All this, with so many other things which they assert, would be, if not admissible, at least worthy of attention, if those suppositions were offered for what they are, that is to say, very ancient hypotheses that go back to the early ages of human theology and metaphysics; but, when they are transformed into categorical and dogmatic assertions, they at once become untenable. Their exponents promise us, on the other hand, that, by exercising our minds, by refining our senses, by etherealizing our bodies, we shall be able to live with those whom we call dead and with the higher beings that surround us. It all seems to lead to nothing very much and rests on very frail bases, on very vague proofs derived from hypnotic sleep, presentiments, mediumism, phantasms and so forth.

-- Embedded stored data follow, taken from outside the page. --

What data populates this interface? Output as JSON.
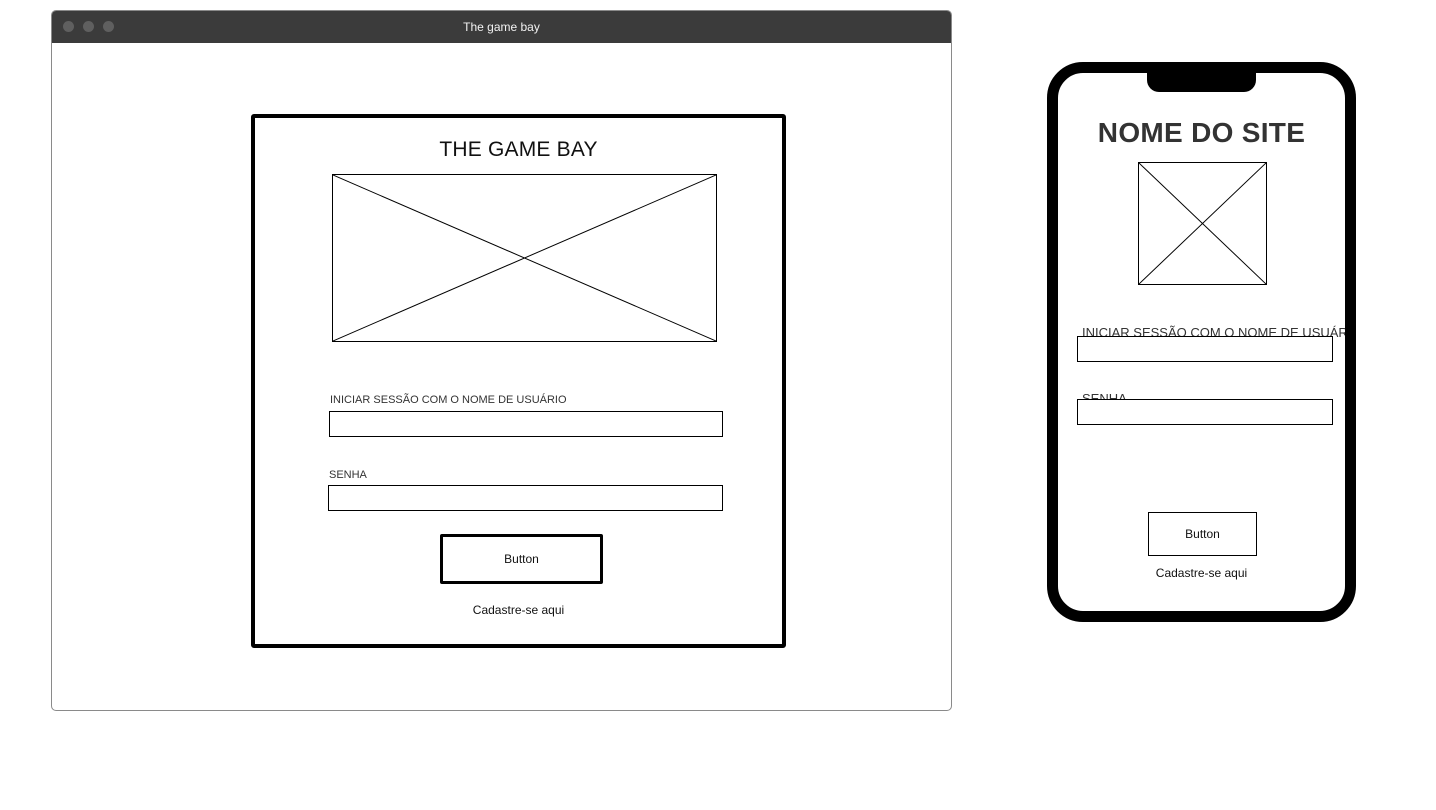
{
  "desktop": {
    "window_title": "The game bay",
    "card_title": "THE GAME BAY",
    "username_label": "INICIAR SESSÃO COM O NOME DE USUÁRIO",
    "username_value": "",
    "password_label": "SENHA",
    "password_value": "",
    "button_label": "Button",
    "signup_link": "Cadastre-se aqui"
  },
  "mobile": {
    "site_title": "NOME DO SITE",
    "username_label": "INICIAR SESSÃO COM O NOME DE USUÁRIO",
    "username_value": "",
    "password_label": "SENHA",
    "password_value": "",
    "button_label": "Button",
    "signup_link": "Cadastre-se aqui"
  },
  "colors": {
    "titlebar": "#3b3b3b",
    "frame": "#000000",
    "background": "#ffffff"
  }
}
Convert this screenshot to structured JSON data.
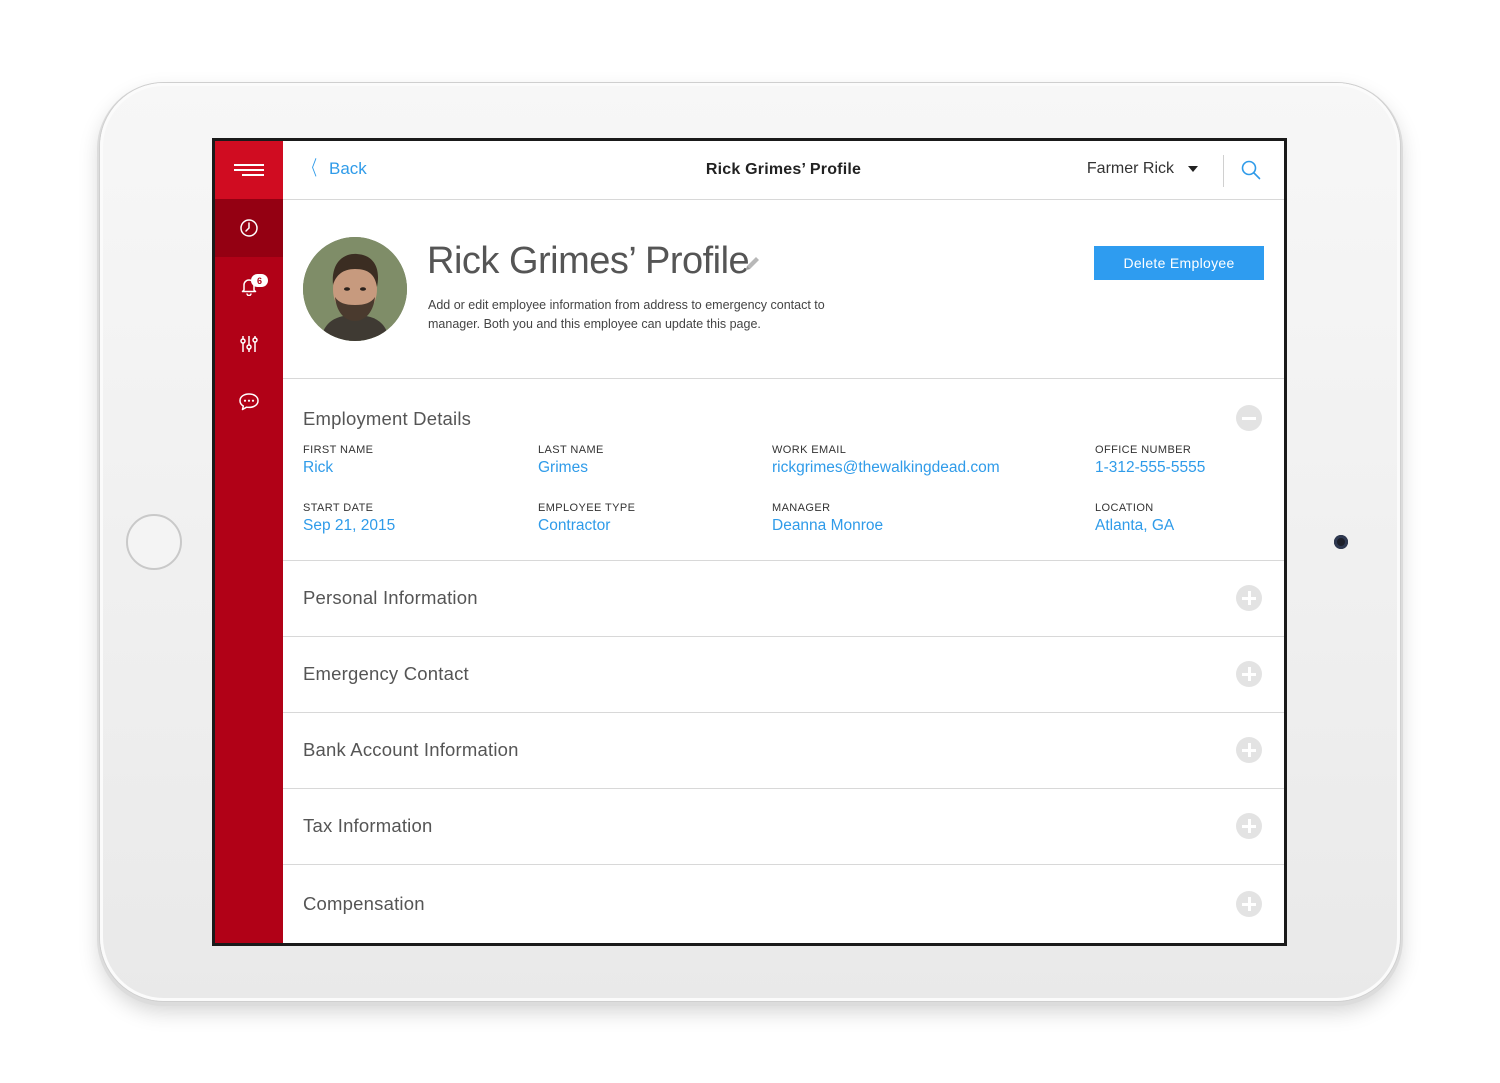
{
  "sidebar": {
    "items": [
      {
        "icon": "clock-icon",
        "active": true
      },
      {
        "icon": "bell-icon",
        "badge": "6"
      },
      {
        "icon": "sliders-icon"
      },
      {
        "icon": "chat-icon"
      }
    ]
  },
  "topbar": {
    "back_label": "Back",
    "title": "Rick Grimes’ Profile",
    "user_name": "Farmer Rick"
  },
  "profile": {
    "title": "Rick Grimes’ Profile",
    "description": "Add or edit employee information from address to emergency contact to manager. Both you and this employee can update this page.",
    "delete_label": "Delete Employee"
  },
  "employment": {
    "title": "Employment Details",
    "fields": [
      {
        "label": "FIRST NAME",
        "value": "Rick"
      },
      {
        "label": "LAST NAME",
        "value": "Grimes"
      },
      {
        "label": "WORK EMAIL",
        "value": "rickgrimes@thewalkingdead.com"
      },
      {
        "label": "OFFICE NUMBER",
        "value": "1-312-555-5555"
      },
      {
        "label": "START DATE",
        "value": "Sep 21, 2015"
      },
      {
        "label": "EMPLOYEE TYPE",
        "value": "Contractor"
      },
      {
        "label": "MANAGER",
        "value": "Deanna Monroe"
      },
      {
        "label": "LOCATION",
        "value": "Atlanta, GA"
      }
    ]
  },
  "sections": [
    {
      "title": "Personal Information"
    },
    {
      "title": "Emergency Contact"
    },
    {
      "title": "Bank Account Information"
    },
    {
      "title": "Tax Information"
    },
    {
      "title": "Compensation"
    }
  ],
  "colors": {
    "sidebar": "#b10117",
    "sidebar_menu": "#d00c21",
    "accent": "#2f9be9",
    "button": "#2e9cf0"
  }
}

It is rather surprising that those who call themselves “clairvoyants,” who pretend to be in communication with this world of discarnate spirits and with other worlds still nearer to the divine, bring us no evidential proofs. We want something more than arbitrary theories about the “immortal triad,” the “three worlds,” the “astral body,” the “permanent atom,” or the “Karma-Loka.” As their sensibility is keener, their perception subtler, their spiritual intuition more penetrating than ours, why do they not choose as a field for investigation the phenomena of prenatal memory, for instance, to take one subject at random from a multitude of others, phenomena which, although sporadic and open to question, are still admissible? We are only too eager to allow ourselves to be convinced, for all that adds anything to man’s importance, range or duration must needs be gladly welcomed.[3]